Drilling into a single run

Once you have a run from the listing, every other read API on RunStore is keyed by run_id and works exactly as it does for non-chat runs:

events = await store.get_events(run.run_id)            # full event log
llm_calls = await store.get_llm_calls(run.run_id)      # prompts, responses, usage, cache
tool_calls = await store.get_tool_invocations(run.run_id)  # tool params + results
traces = await store.get_traces(run.run_id)            # ReAct thoughts/actions
pauses = await store.get_pauses(run.run_id)            # HITL approval cycles

The full audit/tracing surface is the same one the read router exposes — just call it from your own code if you want a custom thread inspector instead of the generic dashboard.

Backend semantics

The filter dispatches by dialect:

  • Postgres: meta is cast to jsonb and the predicate is one @> containment check covering all keys. Single index-friendly clause regardless of how many keys you filter on.
  • SQLite: per-key json_extract(meta, '$.<key>') = ?. Native types compare correctly; equality works for strings, numbers, and booleans.
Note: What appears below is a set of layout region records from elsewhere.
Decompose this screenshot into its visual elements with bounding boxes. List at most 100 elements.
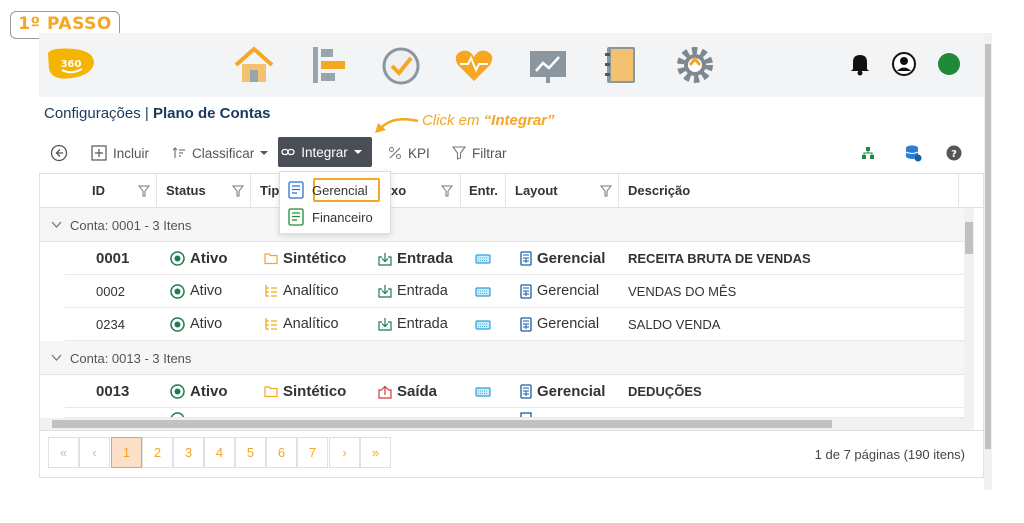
- layout-text: Gerencial: [537, 250, 606, 267]
- classificar-button[interactable]: Classificar: [172, 141, 275, 165]
- cell-descricao: DEDUÇÕES: [628, 384, 702, 399]
- group-row[interactable]: Conta: 0001 - 3 Itens: [40, 208, 965, 242]
- filter-icon[interactable]: [138, 185, 150, 197]
- filtrar-button[interactable]: Filtrar: [452, 141, 507, 165]
- caret-down-icon: [353, 150, 362, 154]
- prev-page-button[interactable]: ‹: [79, 437, 110, 468]
- header-status[interactable]: Status: [166, 174, 206, 208]
- menu-item-financeiro[interactable]: Financeiro: [288, 205, 373, 229]
- cell-descricao: VENDAS DO MÊS: [628, 284, 737, 299]
- home-icon[interactable]: [232, 43, 276, 87]
- help-icon[interactable]: ?: [946, 145, 962, 161]
- plus-square-icon: [91, 145, 107, 161]
- kpi-label: KPI: [408, 145, 430, 161]
- layout-text: Gerencial: [537, 316, 600, 332]
- status-text: Ativo: [190, 283, 223, 299]
- check-clock-icon[interactable]: [379, 43, 423, 87]
- fluxo-text: Saída: [397, 383, 438, 400]
- fluxo-text: Entrada: [397, 250, 453, 267]
- download-entry-icon: [378, 252, 392, 266]
- caret-down-icon: [260, 151, 269, 155]
- status-dot-icon[interactable]: [936, 51, 962, 77]
- chevron-down-icon[interactable]: [51, 221, 62, 229]
- header-tipo[interactable]: Tip: [260, 174, 279, 208]
- layout-text: Gerencial: [537, 383, 606, 400]
- back-button[interactable]: [50, 141, 74, 165]
- table-row[interactable]: 0002 Ativo Analítico Entrada Gerencial V…: [65, 275, 965, 308]
- breadcrumb-section[interactable]: Configurações: [44, 105, 141, 122]
- sort-icon: [172, 147, 185, 158]
- grid-vertical-scroll-thumb[interactable]: [965, 222, 973, 254]
- header-id[interactable]: ID: [92, 174, 105, 208]
- header-layout[interactable]: Layout: [515, 174, 558, 208]
- kpi-button[interactable]: KPI: [388, 141, 430, 165]
- tipo-text: Sintético: [283, 383, 347, 400]
- user-profile-icon[interactable]: [891, 51, 917, 77]
- cell-fluxo: Entrada: [378, 250, 453, 267]
- folder-icon: [264, 253, 278, 265]
- cell-tipo: Sintético: [264, 383, 346, 400]
- cell-tipo: Sintético: [264, 250, 346, 267]
- status-text: Ativo: [190, 250, 228, 267]
- page-vertical-scroll-thumb[interactable]: [985, 44, 991, 449]
- header-fluxo[interactable]: xo: [391, 174, 406, 208]
- page-button-2[interactable]: 2: [142, 437, 173, 468]
- page-button-5[interactable]: 5: [235, 437, 266, 468]
- database-icon[interactable]: [904, 144, 922, 162]
- breadcrumb-page: Plano de Contas: [152, 105, 271, 122]
- active-status-icon: [170, 316, 185, 332]
- cell-fluxo: Entrada: [378, 283, 448, 299]
- last-page-button[interactable]: »: [360, 437, 391, 468]
- heart-pulse-icon[interactable]: [452, 43, 496, 87]
- tipo-text: Sintético: [283, 250, 347, 267]
- page-button-1[interactable]: 1: [111, 437, 142, 468]
- cell-status: Ativo: [170, 250, 228, 267]
- chevron-down-icon[interactable]: [51, 354, 62, 362]
- upload-exit-icon: [378, 385, 392, 399]
- gear-icon[interactable]: [673, 43, 717, 87]
- keyboard-icon: [475, 320, 491, 330]
- page-button-7[interactable]: 7: [297, 437, 328, 468]
- page-info: 1 de 7 páginas (190 itens): [814, 447, 965, 462]
- cell-id: 0002: [96, 284, 125, 299]
- notebook-icon[interactable]: [599, 43, 643, 87]
- toolbar: Incluir Classificar Integrar KPI Filtrar…: [39, 133, 984, 173]
- tree-structure-icon[interactable]: [861, 146, 875, 160]
- page-button-6[interactable]: 6: [266, 437, 297, 468]
- hierarchy-icon[interactable]: [305, 43, 349, 87]
- table-row[interactable]: 0001 Ativo Sintético Entrada Gerencial R…: [65, 242, 965, 275]
- incluir-button[interactable]: Incluir: [91, 141, 149, 165]
- cell-tipo: Analítico: [264, 283, 339, 299]
- header-descricao[interactable]: Descrição: [628, 174, 690, 208]
- menu-item-label: Financeiro: [312, 209, 373, 225]
- integrar-button[interactable]: Integrar: [278, 137, 372, 167]
- active-status-icon: [170, 251, 185, 266]
- integrar-label: Integrar: [301, 144, 348, 160]
- filter-icon[interactable]: [441, 185, 453, 197]
- page-button-4[interactable]: 4: [204, 437, 235, 468]
- active-status-icon: [170, 384, 185, 399]
- menu-item-gerencial[interactable]: Gerencial: [288, 178, 368, 202]
- cell-descricao: SALDO VENDA: [628, 317, 721, 332]
- grid-header: ID Status Tip xo Entr. Layout Descrição: [40, 174, 983, 208]
- header-entr[interactable]: Entr.: [469, 174, 498, 208]
- folder-icon: [264, 386, 278, 398]
- filter-icon: [452, 146, 466, 160]
- next-page-button[interactable]: ›: [329, 437, 360, 468]
- grid-horizontal-scroll-thumb[interactable]: [52, 420, 832, 428]
- page-button-3[interactable]: 3: [173, 437, 204, 468]
- app-logo[interactable]: 360: [44, 45, 98, 83]
- callout-prefix: Click em: [422, 112, 484, 129]
- first-page-button[interactable]: «: [48, 437, 79, 468]
- table-row[interactable]: 0234 Ativo Analítico Entrada Gerencial S…: [65, 308, 965, 341]
- presentation-chart-icon[interactable]: [526, 43, 570, 87]
- integrar-dropdown-menu: Gerencial Financeiro: [279, 171, 391, 234]
- group-row[interactable]: Conta: 0013 - 3 Itens: [40, 341, 965, 375]
- tipo-text: Analítico: [283, 316, 339, 332]
- cell-status: Ativo: [170, 316, 222, 332]
- table-row[interactable]: 0013 Ativo Sintético Saída Gerencial DED…: [65, 375, 965, 408]
- filter-icon[interactable]: [232, 185, 244, 197]
- filter-icon[interactable]: [600, 185, 612, 197]
- bell-icon[interactable]: [847, 51, 873, 77]
- percent-icon: [389, 147, 401, 159]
Both backends are exercised by the integration test matrix, so the dispatch is locked in.

What's intentionally not supported in v1

  • Nested key paths (user.profile.id). Top-level keys only.
  • Range queries, partial match, IN, LIKE. Exact equality only.
  • Filtering by absence (thread_id IS NULL). Skip the filter — runs without thread_id simply won't match a thread_id= clause.
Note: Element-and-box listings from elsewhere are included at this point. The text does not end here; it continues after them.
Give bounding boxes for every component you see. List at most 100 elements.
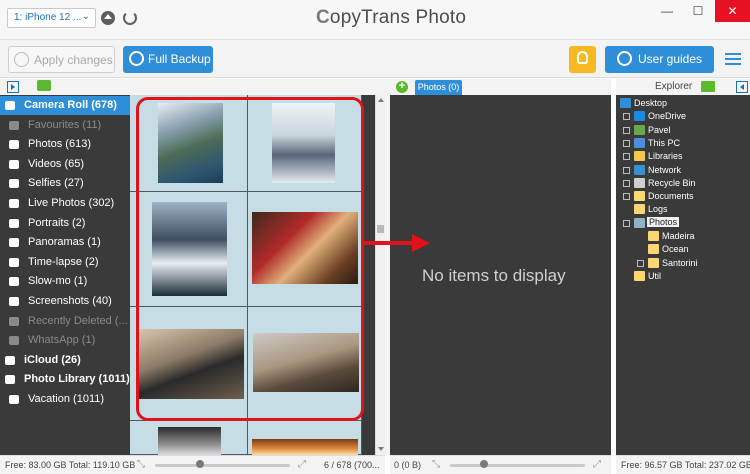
sidebar-item-label: Videos (65) xyxy=(28,157,85,170)
transfer-pane-header: + Photos (0) xyxy=(390,79,611,95)
zoom-out-icon[interactable]: ⤡ xyxy=(137,459,148,470)
album-icon xyxy=(9,395,19,404)
recycle-bin-icon xyxy=(634,177,645,188)
explorer-pane-header: Explorer xyxy=(616,79,750,95)
photo-cell[interactable] xyxy=(248,421,362,455)
tree-item-label: Network xyxy=(648,164,682,175)
sidebar-item[interactable]: iCloud (26) xyxy=(0,351,130,370)
expand-icon[interactable] xyxy=(637,259,644,267)
sidebar-item-label: Vacation (1011) xyxy=(28,393,105,405)
sidebar-item-label: Slow-mo (1) xyxy=(28,275,88,288)
app-title-text: opyTrans Photo xyxy=(329,7,467,28)
expand-icon[interactable] xyxy=(623,193,630,201)
device-pane-header xyxy=(0,79,385,95)
folder-icon xyxy=(648,244,659,255)
eject-icon[interactable] xyxy=(101,11,115,25)
sidebar-item[interactable]: Favourites (11) xyxy=(0,116,130,135)
zoom-slider[interactable] xyxy=(155,464,290,467)
photo-thumbnail[interactable] xyxy=(252,439,358,455)
app-title: CopyTrans Photo xyxy=(316,7,466,29)
sidebar-item[interactable]: Photo Library (1011) xyxy=(0,370,130,389)
expand-icon[interactable] xyxy=(623,219,630,227)
minimize-button[interactable]: — xyxy=(652,0,682,22)
sidebar-item[interactable]: Slow-mo (1) xyxy=(0,272,130,291)
expand-left-icon[interactable] xyxy=(7,81,19,93)
sidebar-item[interactable]: Vacation (1011) xyxy=(0,390,130,409)
tree-item-label: Documents xyxy=(648,191,694,202)
photo-thumbnail[interactable] xyxy=(158,427,221,455)
expand-icon[interactable] xyxy=(623,113,630,121)
sidebar-item-label: Live Photos (302) xyxy=(28,197,115,209)
sidebar-item[interactable]: Live Photos (302) xyxy=(0,194,130,213)
tree-item-label: Ocean xyxy=(662,244,689,255)
folder-icon xyxy=(648,231,659,241)
sidebar-item-label: Camera Roll (678) xyxy=(24,99,117,111)
camera-icon xyxy=(9,140,19,150)
expand-icon[interactable] xyxy=(623,179,630,187)
libraries-icon xyxy=(634,151,645,162)
sidebar-item[interactable]: WhatsApp (1) xyxy=(0,331,130,350)
full-backup-button[interactable]: Full Backup xyxy=(123,46,213,73)
collapse-right-icon[interactable] xyxy=(736,81,748,93)
sidebar-item[interactable]: Screenshots (40) xyxy=(0,292,130,311)
apply-changes-button[interactable]: Apply changes xyxy=(8,46,115,73)
zoom-in-icon[interactable]: ⤢ xyxy=(298,459,309,470)
title-bar: 1: iPhone 12 ... ⌄ CopyTrans Photo — ☐ ✕ xyxy=(0,0,750,40)
menu-icon[interactable] xyxy=(725,53,741,65)
empty-message: No items to display xyxy=(422,266,566,285)
tips-button[interactable] xyxy=(569,46,596,73)
tree-item-label: Photos xyxy=(647,216,680,227)
expand-icon[interactable] xyxy=(623,126,630,134)
device-status-bar: Free: 83.00 GB Total: 119.10 GB ⤡ ⤢ 6 / … xyxy=(0,455,385,474)
scroll-thumb[interactable] xyxy=(377,225,384,233)
zoom-slider-knob[interactable] xyxy=(196,460,204,468)
zoom-in-icon[interactable]: ⤢ xyxy=(593,459,604,470)
transfer-count-text: 0 (0 B) xyxy=(394,460,422,470)
desktop-icon xyxy=(620,98,631,108)
maximize-button[interactable]: ☐ xyxy=(683,0,713,22)
expand-icon[interactable] xyxy=(623,139,630,147)
toolbar: Apply changes Full Backup User guides xyxy=(0,40,750,78)
sidebar-item[interactable]: Portraits (2) xyxy=(0,214,130,233)
device-dropdown[interactable]: 1: iPhone 12 ... ⌄ xyxy=(7,8,96,28)
scroll-down-icon[interactable] xyxy=(378,447,384,451)
folder-icon xyxy=(648,257,659,268)
zoom-slider[interactable] xyxy=(450,464,585,467)
user-guides-button[interactable]: User guides xyxy=(605,46,714,73)
sidebar-item-label: Portraits (2) xyxy=(28,216,86,229)
sidebar-item-label: iCloud (26) xyxy=(24,353,81,366)
device-storage-text: Free: 83.00 GB Total: 119.10 GB xyxy=(5,460,136,470)
sidebar-item[interactable]: Photos (613) xyxy=(0,135,130,154)
sidebar-item-label: Favourites (11) xyxy=(28,118,102,131)
sidebar-item[interactable]: Videos (65) xyxy=(0,155,130,174)
scroll-up-icon[interactable] xyxy=(378,98,384,102)
add-icon[interactable]: + xyxy=(396,81,408,93)
sidebar-item[interactable]: Time-lapse (2) xyxy=(0,253,130,272)
tree-item-label: Recycle Bin xyxy=(648,177,696,188)
tree-item-label: Pavel xyxy=(648,124,671,135)
sidebar-item[interactable]: Panoramas (1) xyxy=(0,233,130,252)
heart-icon xyxy=(9,120,19,130)
zoom-out-icon[interactable]: ⤡ xyxy=(432,459,443,470)
camera-icon xyxy=(5,375,15,385)
transfer-status-bar: 0 (0 B) ⤡ ⤢ xyxy=(390,455,611,474)
photo-cell[interactable] xyxy=(130,421,248,455)
full-backup-label: Full Backup xyxy=(148,52,211,66)
tab-photos[interactable]: Photos (0) xyxy=(415,80,462,95)
sidebar-item[interactable]: Camera Roll (678) xyxy=(0,96,130,115)
sidebar-item-label: Panoramas (1) xyxy=(28,236,101,249)
sidebar-item-label: Selfies (27) xyxy=(28,177,84,190)
sidebar-item-label: Recently Deleted (... xyxy=(28,314,128,327)
close-button[interactable]: ✕ xyxy=(715,0,750,22)
expand-icon[interactable] xyxy=(623,166,630,174)
zoom-slider-knob[interactable] xyxy=(480,460,488,468)
expand-icon[interactable] xyxy=(623,153,630,161)
refresh-icon[interactable] xyxy=(123,11,137,25)
tree-item-label: Desktop xyxy=(634,98,668,108)
grid-scrollbar[interactable] xyxy=(375,95,385,455)
add-album-icon[interactable] xyxy=(37,80,51,91)
sidebar-item[interactable]: Recently Deleted (... xyxy=(0,312,130,331)
sidebar-item[interactable]: Selfies (27) xyxy=(0,174,130,193)
video-icon xyxy=(9,159,19,169)
folder-icon[interactable] xyxy=(701,81,715,92)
If you need any of those, file an issue with the use case. The current shape covers chatbot threads, multi-tenant scoping, and per-user rollup, which is what we've seen real apps want.

Where this fits

  • Recipes: Mount the read router to expose all of this over HTTP for a frontend.
  • Architecture: Runs explains the meta column and other persisted run fields.
  • Reference: HTTP API surface for the read endpoints (HTTP exposure of metadata_filter is not in the read router today — wrap RunStore.list_runs in your own thin endpoint if you need it).